Когда Этьен ушёл, я долго лежал на полу, не в состоянии подняться даже на четвереньки. Потом кое-как дополз до кровати. Мне было адски, дьявольски хорошо, я бы смеялся от счастья, если бы мог. Если бы Этьен не умчался, обезумевший и ослеплённый своей ненавистью ко мне, я бы его обнял, так я был счастлив.
У меня сын.
Я уснул, точнее, провалился в зыбкое забытье, и очнулся от холода. Меня трясло в ознобе, зубы стучали так, что я прикусил язык. Постанывая от каждого движения, я влез под одеяло и снова вырубился, чтобы проснуться через несколько часов мокрый, как мышь, на влажных, вымазанных в моей крови простынях. В паху у меня жгло, страшно хотелось помочиться, но когда я дополз до нужника и из моего члена ударила горячая струя, я чуть не заорал от боли. Мне почудилось, что в моче я вижу кровь, но вглядываться я не стал, дотащился до постели и снова рухнул, но теперь не уснул, а долго метался в каком-то странном, липком бреду, не теряя сознания, но и не будучи толком в себе. Я не знал, сколько времени прошло с тех пор, как громыхнула. закрываясь, дверь, но мне казалось, что больше обычного. Я ждал, что Этьен вернётся полюбоваться на дело своих рук, вернее, ног, но он не пришёл. И даже лекаря не прислал.

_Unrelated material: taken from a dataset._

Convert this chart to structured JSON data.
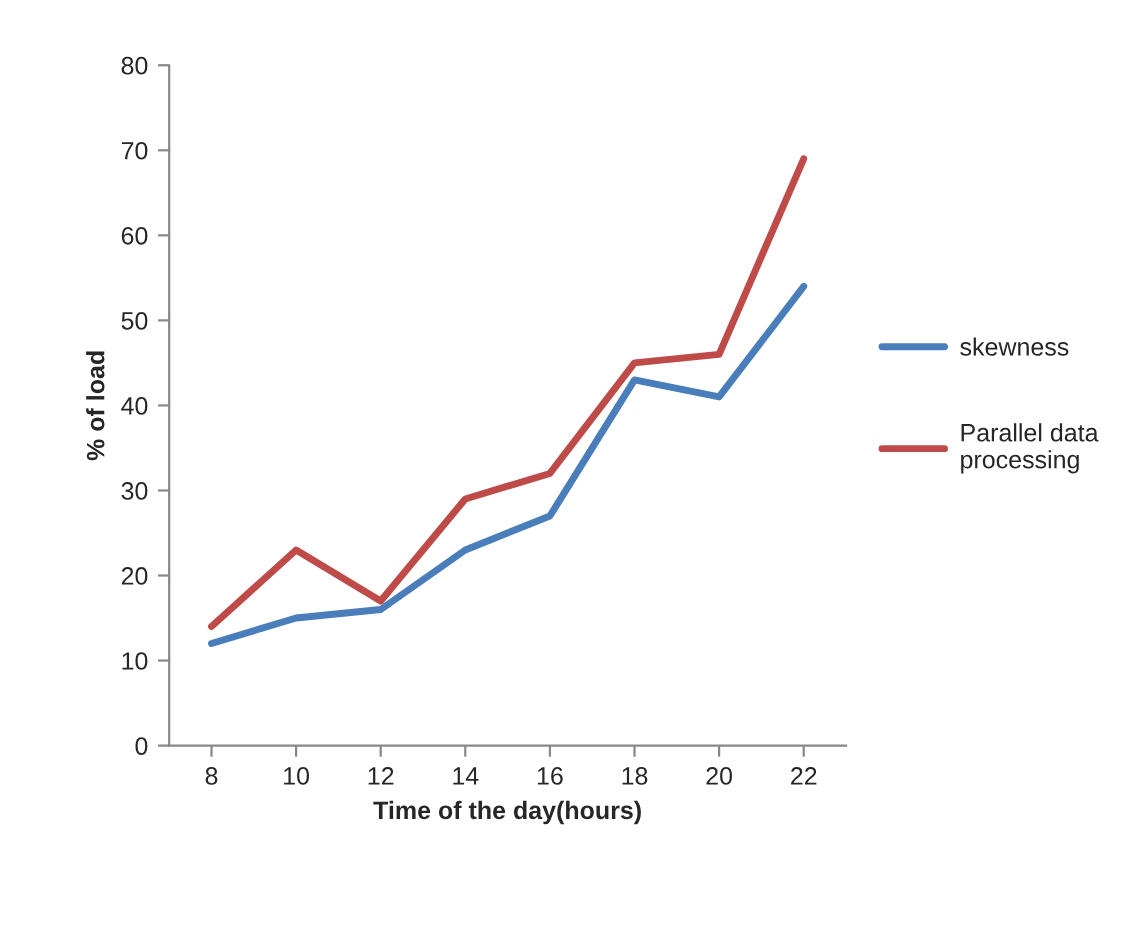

Чёрт, похоже, он на меня обиделся.
От этой мысли я засмеялся сумасшедшим смехом - во всяком случае, мне это казалось смехом. У меня сын, повторял я про себя, у меня сын. Так мне не почудилось, я в самом деле видел это. Картину на стене, вазу с ирисами, синее одеяло... или жёлтое... Я их и теперь видел, и одеяло всё время меняло цвета, и картина на стене меняла цвета, всё было таким болезненно ярким и в то же время расплывчатым, так что я никак не мог разглядеть черты женщины, сидящей на постели, и ребёнка на её руках, но всё равно знал, что это Элишка и наш сын.
Стены рухнули. Мне больше не было ни тесно, ни темно.
Сквозь туман и дурноту я услышал скрип двери и попытался повернуться на него, но не смог. Кто-то подошёл ко мне; кто-то, но не Этьен - того обволакивал бы белый дым, и не лекарь - у того вокруг пальцев обвивались перламутрово-синие блестящие линии. Человек, стоявший надо мной, истекал желтовато-зелёной пеной. Она вздымалась над ним, перекатывала через его голову, она дурно пахла, и я поразился, как он может жить с таким-то сопровождением и не подохнуть от зловония. Образ был коротким и непонятным, как все новые образы, которые я видел не глазами - а потом пришло понимание. Я понял, зачем он пришёл.